A wrap-up of the First High-Level Meeting in Mexico City

Tariq Sayed Ahmad is a Researcher with the Aid Effectiveness Team at Oxfam America.

The First High Level Meeting (HLM) of the Global Partnership for Effective Development (GPEDC) ended last week in Mexico City and Oxfam was there to help ensure that accountability and inclusion remained the core characteristics of aid effectiveness at the international level. The Mexico HLM was intended to be a moment to reflect and reiterate the commitments made in Busan in 2011. So what happened?

Successes & Challenges

Many officials were happy with the results of the meeting and renewed collaboration towards participatory development. And indeed, there were a few things Oxfam was really excited about too: specific mentions towards private sector accountability, continued focus on Busan values like human rights and gender, and pro-active dialogues on the integration of domestic resource mobilization into the broader development effectiveness discourse. In addition, the Mexico HLM demonstrated the rising influence of Southern participants – governments, civil society organizations, and private sector.

Yet, simultaneously, some key challenges remain. The same South-South aid providers reissued demands that their way of providing development cooperation should be exempt from some of the core mandates of the GPEDC, like being more transparent and untying their support. Worse, participants failed to reiterate a clear mandate to strengthen and use the global aid effectiveness monitoring framework as a tool for participant accountability.

Consensus = Legitimacy?

Despite these challenges, maybe the real success of the HLM was that it achieved a consensus at all. As more and more participants entered and left the conversations (notably Brazil’s entrance and India and China’s departure from the GPEDC meeting), there was a real threat that consensus on a final document, the “Mexico Communiqué,” would not be reached. While good policy was scrapped in order to ensure all participants agreed, the Mexico stakeholders did reach consensus in the end.

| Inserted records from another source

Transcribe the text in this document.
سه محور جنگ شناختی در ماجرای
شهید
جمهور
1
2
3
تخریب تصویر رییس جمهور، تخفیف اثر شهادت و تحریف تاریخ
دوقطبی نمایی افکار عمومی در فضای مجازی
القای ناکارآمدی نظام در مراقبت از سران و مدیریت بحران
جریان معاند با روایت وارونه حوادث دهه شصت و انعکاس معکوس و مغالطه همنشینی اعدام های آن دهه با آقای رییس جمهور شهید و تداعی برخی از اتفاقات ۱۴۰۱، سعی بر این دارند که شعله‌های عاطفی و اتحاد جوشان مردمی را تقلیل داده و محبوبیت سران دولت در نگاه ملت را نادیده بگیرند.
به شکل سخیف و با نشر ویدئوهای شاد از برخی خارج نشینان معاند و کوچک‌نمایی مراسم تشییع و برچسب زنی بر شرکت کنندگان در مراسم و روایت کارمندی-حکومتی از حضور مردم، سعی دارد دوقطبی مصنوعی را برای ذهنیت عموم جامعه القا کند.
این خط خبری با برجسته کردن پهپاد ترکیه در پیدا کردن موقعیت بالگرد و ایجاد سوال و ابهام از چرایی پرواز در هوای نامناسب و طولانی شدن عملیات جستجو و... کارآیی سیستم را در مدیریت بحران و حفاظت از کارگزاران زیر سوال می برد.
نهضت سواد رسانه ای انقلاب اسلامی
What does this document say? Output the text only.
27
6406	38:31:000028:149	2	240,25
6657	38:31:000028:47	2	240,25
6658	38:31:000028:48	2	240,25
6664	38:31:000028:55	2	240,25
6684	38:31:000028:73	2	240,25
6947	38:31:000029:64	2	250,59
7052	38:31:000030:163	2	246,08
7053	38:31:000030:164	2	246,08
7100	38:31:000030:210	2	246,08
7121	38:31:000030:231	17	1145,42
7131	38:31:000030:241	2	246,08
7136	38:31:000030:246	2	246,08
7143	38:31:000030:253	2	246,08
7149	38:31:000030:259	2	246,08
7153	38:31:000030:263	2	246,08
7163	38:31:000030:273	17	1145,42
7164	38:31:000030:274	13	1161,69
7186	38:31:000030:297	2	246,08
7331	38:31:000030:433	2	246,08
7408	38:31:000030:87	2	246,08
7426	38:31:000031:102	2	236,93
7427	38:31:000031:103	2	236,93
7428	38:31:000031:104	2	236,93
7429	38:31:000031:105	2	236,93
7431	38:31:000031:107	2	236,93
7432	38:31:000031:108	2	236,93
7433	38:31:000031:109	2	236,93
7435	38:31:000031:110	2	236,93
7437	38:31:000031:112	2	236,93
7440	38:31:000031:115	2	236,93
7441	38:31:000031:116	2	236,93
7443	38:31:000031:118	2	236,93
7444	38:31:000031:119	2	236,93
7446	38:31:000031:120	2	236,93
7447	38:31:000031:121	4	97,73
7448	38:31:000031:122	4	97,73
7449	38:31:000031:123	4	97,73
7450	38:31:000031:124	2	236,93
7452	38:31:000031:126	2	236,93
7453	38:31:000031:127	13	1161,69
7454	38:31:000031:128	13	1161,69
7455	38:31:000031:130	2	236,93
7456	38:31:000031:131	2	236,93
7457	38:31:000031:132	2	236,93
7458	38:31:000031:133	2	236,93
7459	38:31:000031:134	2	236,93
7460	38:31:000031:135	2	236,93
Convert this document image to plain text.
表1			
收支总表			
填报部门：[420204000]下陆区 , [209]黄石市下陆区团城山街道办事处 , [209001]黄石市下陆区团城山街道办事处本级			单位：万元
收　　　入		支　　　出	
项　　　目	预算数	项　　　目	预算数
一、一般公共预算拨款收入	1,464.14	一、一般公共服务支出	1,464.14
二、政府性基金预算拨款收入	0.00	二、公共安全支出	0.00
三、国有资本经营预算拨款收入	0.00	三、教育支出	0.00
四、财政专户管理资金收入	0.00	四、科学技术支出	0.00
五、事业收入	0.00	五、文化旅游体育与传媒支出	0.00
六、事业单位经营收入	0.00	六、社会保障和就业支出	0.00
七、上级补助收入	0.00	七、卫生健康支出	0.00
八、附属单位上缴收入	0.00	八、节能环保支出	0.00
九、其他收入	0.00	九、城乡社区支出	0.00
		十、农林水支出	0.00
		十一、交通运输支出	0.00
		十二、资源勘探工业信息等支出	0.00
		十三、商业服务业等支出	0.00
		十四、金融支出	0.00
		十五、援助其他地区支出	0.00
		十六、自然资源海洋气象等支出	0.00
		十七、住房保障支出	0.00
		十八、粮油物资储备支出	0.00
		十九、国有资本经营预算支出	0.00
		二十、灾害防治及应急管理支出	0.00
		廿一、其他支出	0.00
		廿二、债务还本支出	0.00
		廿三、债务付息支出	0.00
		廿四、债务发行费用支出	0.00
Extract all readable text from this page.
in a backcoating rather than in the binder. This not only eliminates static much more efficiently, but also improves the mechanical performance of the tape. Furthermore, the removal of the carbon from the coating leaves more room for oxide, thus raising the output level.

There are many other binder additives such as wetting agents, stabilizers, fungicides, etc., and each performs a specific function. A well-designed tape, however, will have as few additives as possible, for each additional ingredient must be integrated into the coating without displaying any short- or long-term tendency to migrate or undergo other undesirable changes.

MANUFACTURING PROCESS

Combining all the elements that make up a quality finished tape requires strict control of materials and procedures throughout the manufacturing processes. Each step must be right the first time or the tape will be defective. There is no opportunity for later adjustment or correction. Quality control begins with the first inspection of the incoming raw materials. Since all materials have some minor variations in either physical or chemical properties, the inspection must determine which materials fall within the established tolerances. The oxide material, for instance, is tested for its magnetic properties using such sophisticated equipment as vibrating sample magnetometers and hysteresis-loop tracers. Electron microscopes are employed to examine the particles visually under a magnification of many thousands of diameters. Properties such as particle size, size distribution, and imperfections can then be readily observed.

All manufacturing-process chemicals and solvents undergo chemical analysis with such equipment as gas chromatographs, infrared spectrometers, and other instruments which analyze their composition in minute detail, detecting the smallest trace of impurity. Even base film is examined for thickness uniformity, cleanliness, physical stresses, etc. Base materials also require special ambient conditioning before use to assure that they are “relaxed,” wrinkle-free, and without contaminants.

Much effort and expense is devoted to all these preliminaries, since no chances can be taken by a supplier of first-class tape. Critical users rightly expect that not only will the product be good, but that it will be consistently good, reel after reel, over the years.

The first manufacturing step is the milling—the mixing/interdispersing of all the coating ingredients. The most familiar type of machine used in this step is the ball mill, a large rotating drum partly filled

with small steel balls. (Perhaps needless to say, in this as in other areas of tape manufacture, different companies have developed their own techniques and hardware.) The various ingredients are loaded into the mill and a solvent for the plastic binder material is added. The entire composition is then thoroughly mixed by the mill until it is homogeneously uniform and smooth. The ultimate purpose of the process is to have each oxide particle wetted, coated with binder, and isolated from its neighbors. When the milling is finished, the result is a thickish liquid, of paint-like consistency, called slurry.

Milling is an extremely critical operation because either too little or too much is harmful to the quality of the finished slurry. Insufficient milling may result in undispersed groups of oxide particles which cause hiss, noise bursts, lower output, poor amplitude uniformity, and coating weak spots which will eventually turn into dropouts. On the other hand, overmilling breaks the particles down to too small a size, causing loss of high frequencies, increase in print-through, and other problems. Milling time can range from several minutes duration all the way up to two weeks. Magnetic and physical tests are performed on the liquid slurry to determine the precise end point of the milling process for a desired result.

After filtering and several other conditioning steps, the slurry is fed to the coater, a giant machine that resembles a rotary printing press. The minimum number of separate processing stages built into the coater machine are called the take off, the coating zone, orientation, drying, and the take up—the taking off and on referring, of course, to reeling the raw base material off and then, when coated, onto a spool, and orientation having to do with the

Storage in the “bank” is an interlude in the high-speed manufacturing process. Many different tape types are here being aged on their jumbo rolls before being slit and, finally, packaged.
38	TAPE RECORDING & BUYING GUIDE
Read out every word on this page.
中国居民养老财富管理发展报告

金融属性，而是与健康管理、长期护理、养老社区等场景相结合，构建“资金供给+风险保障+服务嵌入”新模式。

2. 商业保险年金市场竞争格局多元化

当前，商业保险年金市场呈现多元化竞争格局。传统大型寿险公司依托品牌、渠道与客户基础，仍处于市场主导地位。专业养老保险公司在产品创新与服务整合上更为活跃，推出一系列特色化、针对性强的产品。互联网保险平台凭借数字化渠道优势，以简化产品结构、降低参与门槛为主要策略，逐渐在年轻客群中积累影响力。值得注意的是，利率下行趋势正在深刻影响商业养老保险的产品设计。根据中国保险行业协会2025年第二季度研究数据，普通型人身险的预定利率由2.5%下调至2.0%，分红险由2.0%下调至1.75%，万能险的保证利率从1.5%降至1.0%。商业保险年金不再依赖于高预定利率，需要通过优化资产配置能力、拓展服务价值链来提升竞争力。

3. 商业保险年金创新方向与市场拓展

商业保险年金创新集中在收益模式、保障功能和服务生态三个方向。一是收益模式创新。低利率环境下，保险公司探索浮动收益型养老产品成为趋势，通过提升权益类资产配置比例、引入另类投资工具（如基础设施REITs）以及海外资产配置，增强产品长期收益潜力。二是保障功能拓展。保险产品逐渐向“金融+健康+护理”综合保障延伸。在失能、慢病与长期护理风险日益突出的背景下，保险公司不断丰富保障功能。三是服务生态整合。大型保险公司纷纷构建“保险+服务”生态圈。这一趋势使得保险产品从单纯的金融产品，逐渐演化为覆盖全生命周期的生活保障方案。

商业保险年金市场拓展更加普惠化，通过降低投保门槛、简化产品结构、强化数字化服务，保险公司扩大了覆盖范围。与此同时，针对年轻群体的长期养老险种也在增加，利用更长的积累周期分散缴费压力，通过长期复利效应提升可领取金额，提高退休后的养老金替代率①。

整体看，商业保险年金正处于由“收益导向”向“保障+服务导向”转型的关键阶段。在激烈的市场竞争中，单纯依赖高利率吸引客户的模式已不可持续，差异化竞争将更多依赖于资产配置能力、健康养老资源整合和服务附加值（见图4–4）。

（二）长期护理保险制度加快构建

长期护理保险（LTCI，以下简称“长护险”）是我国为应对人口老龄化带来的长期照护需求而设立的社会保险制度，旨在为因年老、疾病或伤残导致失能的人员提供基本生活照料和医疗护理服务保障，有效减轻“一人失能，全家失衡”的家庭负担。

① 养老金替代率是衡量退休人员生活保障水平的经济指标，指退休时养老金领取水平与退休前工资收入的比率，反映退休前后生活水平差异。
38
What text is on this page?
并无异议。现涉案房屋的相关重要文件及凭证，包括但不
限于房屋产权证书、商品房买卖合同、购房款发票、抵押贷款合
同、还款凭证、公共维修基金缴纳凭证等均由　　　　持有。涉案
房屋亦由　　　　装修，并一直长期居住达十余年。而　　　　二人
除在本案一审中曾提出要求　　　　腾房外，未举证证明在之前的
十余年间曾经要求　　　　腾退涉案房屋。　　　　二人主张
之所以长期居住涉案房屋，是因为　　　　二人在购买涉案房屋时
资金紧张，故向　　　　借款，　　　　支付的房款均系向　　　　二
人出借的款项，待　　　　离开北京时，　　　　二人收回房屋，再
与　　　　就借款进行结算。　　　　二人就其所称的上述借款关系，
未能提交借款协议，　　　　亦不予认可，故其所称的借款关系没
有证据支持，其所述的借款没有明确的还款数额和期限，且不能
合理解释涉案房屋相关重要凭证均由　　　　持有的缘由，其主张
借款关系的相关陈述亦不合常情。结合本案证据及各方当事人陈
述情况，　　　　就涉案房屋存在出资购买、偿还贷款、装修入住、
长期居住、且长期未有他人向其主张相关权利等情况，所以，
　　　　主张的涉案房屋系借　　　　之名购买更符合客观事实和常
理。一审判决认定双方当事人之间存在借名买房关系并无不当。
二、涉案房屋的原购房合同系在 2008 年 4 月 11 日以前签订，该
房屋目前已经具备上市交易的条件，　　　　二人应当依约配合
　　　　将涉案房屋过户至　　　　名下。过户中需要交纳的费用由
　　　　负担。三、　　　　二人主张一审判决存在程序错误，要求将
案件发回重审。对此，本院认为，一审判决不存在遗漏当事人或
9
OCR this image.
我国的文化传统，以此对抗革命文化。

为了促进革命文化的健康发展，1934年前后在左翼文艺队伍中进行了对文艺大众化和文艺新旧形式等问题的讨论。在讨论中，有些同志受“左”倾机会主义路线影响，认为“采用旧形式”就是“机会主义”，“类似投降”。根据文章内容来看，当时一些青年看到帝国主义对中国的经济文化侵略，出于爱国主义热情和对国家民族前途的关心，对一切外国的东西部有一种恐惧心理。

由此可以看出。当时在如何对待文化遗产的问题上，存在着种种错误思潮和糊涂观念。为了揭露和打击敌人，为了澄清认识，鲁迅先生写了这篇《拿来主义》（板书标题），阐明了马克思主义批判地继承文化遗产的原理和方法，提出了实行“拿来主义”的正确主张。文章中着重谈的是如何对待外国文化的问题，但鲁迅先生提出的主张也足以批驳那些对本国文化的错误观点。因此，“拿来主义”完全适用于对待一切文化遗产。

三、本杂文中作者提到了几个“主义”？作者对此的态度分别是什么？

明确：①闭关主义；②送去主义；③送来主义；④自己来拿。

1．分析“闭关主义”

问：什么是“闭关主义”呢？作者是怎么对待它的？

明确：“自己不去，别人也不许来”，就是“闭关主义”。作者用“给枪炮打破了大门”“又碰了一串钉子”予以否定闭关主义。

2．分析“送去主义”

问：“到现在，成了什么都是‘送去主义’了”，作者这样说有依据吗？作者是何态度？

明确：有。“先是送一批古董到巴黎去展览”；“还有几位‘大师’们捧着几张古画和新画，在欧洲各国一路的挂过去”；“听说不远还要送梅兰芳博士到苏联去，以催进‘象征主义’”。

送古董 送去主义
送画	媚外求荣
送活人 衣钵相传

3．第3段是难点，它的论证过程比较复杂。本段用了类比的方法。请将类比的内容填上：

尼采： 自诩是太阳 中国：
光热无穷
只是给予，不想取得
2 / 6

A number of observers were watching the HLM, to see if the GPEDC is truly a legitimate platform for propelling development conversations. According to the organizers of the GPEDC, the forum’s inclusive approach—the ability to bring together a wide array of stakeholders to recommit towards a partnership—is exactly what gives the GPEDC its legitimacy. If the Mexico meetings had failed to reach a consensus, the GPEDC’s very existence would have been at stake.

The GPEDC and the MDGs

Discussions are already underway on how the international community will come together around a new set of development objectives as the UN Millennium Development Goals are set to expire in 2015, and the GPEDC has already been dubbed as the means to carry out the post-2015 goals.

Yet some players involved in GPEDC process still see the newly-created forum as being largely OECD-based. Some rising countries in the development arena would rather strengthen the power of UN-centric development forums, like the United Nations Development Cooperation Forum, or even the G77+, where rising economies hold more sway. Jonathan Glennie of the Overseas Development Institute clearly articulated the challenges of competing global development fora in a piece he wrote on the eve of the HLM. But unlike many other fora, civil society at GPEDC is actually invited “inside the tent” and has a seat at the decision making table.

At the end of the day, the people who matter most—the men, women, boys and girls who live in poverty—will not be sitting at the table when decisions are made about the post 2015 development goals. That is why the international community needs a process that provides the most opportunity for those voices to be heard. Right now, the GPEDC, with a formalized civil society role, has the most promise.